Ziel des Vorhabens war es, technisch, ökologisch und sozio-ökonomisch ausgerichtete Indikatoren für biobasierte Produktsysteme zu identifizieren und diese ethisch zu reflektieren. Die Indikatoren sollen die Etablierung eine zukunftsfähige Bioökonomie unterstützen, indem ihre Basis – die Produktsysteme – sorgfältig und ganzheitlich analysiert wurden. Darüber hinaus wurden Empfehlungen für die lebenszyklusbasierte Modellierung der biobasierten Produktsysteme ausgearbeitet.
Herausgearbeitet wurden methodische und konzeptionelle Handlungsempfehlungen für eine nachhaltige BÖ, wie z.B.: (Auswahl und verkürzte Darstellung)

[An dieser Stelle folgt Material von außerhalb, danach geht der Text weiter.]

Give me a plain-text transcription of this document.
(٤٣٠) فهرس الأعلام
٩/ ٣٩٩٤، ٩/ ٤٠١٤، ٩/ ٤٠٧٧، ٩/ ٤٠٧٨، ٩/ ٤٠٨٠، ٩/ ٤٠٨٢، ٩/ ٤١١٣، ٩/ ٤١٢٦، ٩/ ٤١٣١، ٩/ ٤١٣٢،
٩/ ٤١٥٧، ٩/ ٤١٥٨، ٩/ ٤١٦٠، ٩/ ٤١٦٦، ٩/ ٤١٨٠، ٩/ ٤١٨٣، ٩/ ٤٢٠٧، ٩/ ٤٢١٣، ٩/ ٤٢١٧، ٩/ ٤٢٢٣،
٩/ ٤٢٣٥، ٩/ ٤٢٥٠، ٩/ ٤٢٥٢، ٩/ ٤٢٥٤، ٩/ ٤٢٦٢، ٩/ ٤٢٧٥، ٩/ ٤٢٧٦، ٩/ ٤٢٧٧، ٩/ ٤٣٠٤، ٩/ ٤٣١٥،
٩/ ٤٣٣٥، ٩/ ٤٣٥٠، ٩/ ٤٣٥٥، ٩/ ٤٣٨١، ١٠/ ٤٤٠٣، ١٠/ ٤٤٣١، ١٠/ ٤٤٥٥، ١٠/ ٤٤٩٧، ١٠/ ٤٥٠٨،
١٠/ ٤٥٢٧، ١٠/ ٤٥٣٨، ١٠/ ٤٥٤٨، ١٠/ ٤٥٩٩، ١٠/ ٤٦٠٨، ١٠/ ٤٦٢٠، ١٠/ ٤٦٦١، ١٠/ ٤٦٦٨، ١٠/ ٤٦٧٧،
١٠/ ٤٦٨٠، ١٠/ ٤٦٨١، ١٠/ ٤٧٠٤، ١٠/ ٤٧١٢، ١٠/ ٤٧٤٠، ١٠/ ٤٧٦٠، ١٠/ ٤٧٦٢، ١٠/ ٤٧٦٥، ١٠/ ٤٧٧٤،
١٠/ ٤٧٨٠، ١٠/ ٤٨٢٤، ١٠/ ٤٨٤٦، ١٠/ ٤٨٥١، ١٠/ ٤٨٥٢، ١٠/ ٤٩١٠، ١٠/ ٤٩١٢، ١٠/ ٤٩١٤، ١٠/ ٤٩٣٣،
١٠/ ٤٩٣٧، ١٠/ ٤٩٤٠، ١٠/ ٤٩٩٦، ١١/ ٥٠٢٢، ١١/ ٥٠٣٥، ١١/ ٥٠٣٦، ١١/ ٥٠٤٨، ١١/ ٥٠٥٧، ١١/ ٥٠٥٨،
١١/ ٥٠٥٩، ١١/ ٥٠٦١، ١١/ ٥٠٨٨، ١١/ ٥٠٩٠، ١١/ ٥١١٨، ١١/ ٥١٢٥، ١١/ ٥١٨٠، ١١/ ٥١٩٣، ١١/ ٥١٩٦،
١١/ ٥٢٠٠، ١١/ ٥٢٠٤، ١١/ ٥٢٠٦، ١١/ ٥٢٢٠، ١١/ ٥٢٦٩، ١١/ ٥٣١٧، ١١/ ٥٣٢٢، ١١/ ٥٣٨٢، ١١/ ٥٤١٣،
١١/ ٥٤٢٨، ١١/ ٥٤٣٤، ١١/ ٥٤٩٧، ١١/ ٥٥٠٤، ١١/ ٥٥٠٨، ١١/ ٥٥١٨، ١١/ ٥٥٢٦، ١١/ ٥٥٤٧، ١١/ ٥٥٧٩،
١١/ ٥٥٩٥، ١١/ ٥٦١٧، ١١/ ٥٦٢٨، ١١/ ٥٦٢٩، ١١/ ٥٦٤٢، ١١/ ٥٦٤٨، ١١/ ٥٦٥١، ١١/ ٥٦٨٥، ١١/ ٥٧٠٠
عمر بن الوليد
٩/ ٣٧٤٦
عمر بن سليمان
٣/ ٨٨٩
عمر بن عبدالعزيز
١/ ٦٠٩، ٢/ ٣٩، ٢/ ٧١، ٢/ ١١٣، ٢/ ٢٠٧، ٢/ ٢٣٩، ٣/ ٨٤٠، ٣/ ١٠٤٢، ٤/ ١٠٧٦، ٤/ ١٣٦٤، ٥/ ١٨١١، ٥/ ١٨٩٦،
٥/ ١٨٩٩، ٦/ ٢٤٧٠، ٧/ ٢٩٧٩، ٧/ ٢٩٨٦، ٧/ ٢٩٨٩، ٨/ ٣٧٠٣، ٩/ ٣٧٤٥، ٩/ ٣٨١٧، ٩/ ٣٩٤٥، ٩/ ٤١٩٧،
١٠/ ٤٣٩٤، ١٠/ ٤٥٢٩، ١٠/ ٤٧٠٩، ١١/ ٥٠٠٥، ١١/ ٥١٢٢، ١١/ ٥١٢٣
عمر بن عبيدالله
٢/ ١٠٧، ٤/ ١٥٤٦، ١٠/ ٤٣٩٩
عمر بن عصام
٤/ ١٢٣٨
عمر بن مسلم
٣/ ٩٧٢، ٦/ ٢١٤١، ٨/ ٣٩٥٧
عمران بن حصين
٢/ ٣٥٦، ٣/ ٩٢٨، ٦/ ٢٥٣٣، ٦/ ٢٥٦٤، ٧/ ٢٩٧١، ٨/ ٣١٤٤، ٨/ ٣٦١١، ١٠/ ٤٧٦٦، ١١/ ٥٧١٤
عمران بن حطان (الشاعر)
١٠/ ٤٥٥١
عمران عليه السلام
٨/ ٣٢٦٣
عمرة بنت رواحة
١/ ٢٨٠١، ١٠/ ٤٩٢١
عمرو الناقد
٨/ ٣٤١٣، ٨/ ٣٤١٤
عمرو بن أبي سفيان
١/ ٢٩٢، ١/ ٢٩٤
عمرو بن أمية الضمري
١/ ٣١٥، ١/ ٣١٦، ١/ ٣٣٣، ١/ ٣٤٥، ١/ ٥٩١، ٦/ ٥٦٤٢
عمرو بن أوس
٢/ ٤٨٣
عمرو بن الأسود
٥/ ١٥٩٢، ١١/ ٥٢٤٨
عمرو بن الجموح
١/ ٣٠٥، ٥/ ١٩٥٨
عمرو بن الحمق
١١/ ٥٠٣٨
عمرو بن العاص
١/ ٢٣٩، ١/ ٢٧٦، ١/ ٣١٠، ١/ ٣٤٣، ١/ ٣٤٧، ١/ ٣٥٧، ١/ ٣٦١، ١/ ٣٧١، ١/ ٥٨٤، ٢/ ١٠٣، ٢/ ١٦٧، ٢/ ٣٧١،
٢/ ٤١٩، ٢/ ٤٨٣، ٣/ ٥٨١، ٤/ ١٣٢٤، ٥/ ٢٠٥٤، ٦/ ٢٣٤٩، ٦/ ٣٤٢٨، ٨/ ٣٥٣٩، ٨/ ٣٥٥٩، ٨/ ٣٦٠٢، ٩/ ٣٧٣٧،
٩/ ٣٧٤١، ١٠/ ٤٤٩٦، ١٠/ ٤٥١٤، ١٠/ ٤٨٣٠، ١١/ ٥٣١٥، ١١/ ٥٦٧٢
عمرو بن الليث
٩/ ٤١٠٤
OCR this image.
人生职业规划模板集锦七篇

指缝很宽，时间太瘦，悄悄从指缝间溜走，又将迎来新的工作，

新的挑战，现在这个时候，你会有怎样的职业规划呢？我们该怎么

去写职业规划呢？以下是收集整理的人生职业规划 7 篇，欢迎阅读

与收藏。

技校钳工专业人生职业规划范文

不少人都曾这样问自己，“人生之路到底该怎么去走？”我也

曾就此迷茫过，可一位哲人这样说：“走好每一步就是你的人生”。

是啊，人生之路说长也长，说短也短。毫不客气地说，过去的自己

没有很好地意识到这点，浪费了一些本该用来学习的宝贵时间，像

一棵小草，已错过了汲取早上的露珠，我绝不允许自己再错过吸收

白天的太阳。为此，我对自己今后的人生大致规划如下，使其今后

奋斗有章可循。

- Die nachhaltige Gestaltung der Bioökonomie soll an einem inter- und transdisziplinären Ansatz ausgerichtet werden. Darüber hinaus sollen Produktsysteme ganzheitlich betrachtet werden, d.h. „von der Wiege bis zur Bahre“, inklusive Koppel- und Kaskadenprodukten sowie einer zyklischen Perspektive, d.h. „von der Wiege zur Wiege“.
- Die Bioökonomie soll sich an den Grundsätzen der Nachhaltigen Entwicklung orientieren. Dies kann nur mit einem integrativen Ansatz gelingen.
- Die Operationalisierung eines integrativen Konzepts Nachhaltiger Entwicklung für die Bioökonomie soll auf grundlegenden ethischen Prinzipien basieren. Aus der Gerechtigkeitsverpflichtung allen heutigen und künftigen Menschen gegenüber werden die Verpflichtung zur Resilienz und die Rücksichtnahme auf die Lebensgrundlagen der Erde systematisch als konsistente Folgerungen abgeleitet.
Dabei wurden verschiedene Analyse, Bewertungen und Modellierungen biobasierter Produktsysteme entwickelt, wie z.B.: (Auswahl und verkürzte Darstellung)
- Die Multifunktionalität von Biomasse soll in der Modellierung von Produktsystemen angemessen betrachtet werden. Dies kann durch die Analyse und Bewertung von Verdrängungs- und Substitutionseffekten erfolgen. Eine „entscheidungsorientierte lebenszyklusbasierte Modellierung“ wird als geeignete Methode dafür vorgeschlagen.
- Die Methoden „entscheidungsorientierte Life Cycle Assessment“, „Societal Life Cycle Costing“ und Stoffstromanalysen bieten einen adäquaten Rahmen für die Analyse und Bewertung der Nachhaltigkeitsstrategien von Huber (1995) (normative Orientierung) von Produktsystemen.
- Die Schlüsselindikatoren zur Konsistenz-Strategie biobasierter Produktsysteme sollen mit der Methode „entscheidungsorientierte Life Cycle Assessment“ ermittelt werden. Die Auswahl soll sich an den kritischen biophysikalischen Prozessen des Erdsystems (Rockström et al. 2009; Steffen et al. 2015) orientieren.
- Die gesellschaftliche Verantwortung soll in die integrative Nachhaltigkeitsanalyse und -bewertung der Produktsysteme einfließen. Gemäß der Suffizienz-Strategie kann dies über die Einbeziehung des Verbrauchs (Biomasseflüsse vom Produzenten zum Konsumenten) erfolgen.
Besonderen Stellenwert erhielt die ethische Reflexion als Querschnittsaufgabe. Sie wurde in jeden Arbeitsschritt insofern integriert, dass die der NE inhärenten ethischen Kriterien wie inter- und intragenerationelle Gerechtigkeit, Verantwortung, Nicht-Schaden, und soziale Mindeststandards explizit in die Entwicklung aller Handlungs- und Bewertungsempfehlungen Eingang fanden. Wesentliche Erkenntnis ist, dass eine Nachhaltige Entwicklung für die Bioökonomie als ein dynamischer, lebendiger, sich weiterentwickelnder Prozess zu verstehen ist.
Das Projekt wurde vom Institut für Energiewirtschaft und Rationelle Energieanwendung (IER) der Universität Stuttgart in Kooperation mit dem Internationalen Zentrum für Ethik in den Wissenschaften (IZEW) der Universität Tübingen durchgeführt. Das IER arbeitet und forscht im Bereich Systemanalyse und Technikfolgenabschätzung zu Fragestellungen im Überlappungsbereich von Energietechnik, Wirtschaft, Umwelt und Gesellschaft. Das IZEW hat zahlreiche interdisziplinäre Projekte zu anwendungsbezogenen Fragen der Bioethik und der Umweltethik durchgeführt, jüngst u.a. zu Fragen der Landnutzung und Nachhaltigkeit im Kontext des Klimawandels sowie zur Ethik der Ernährungssicherheit.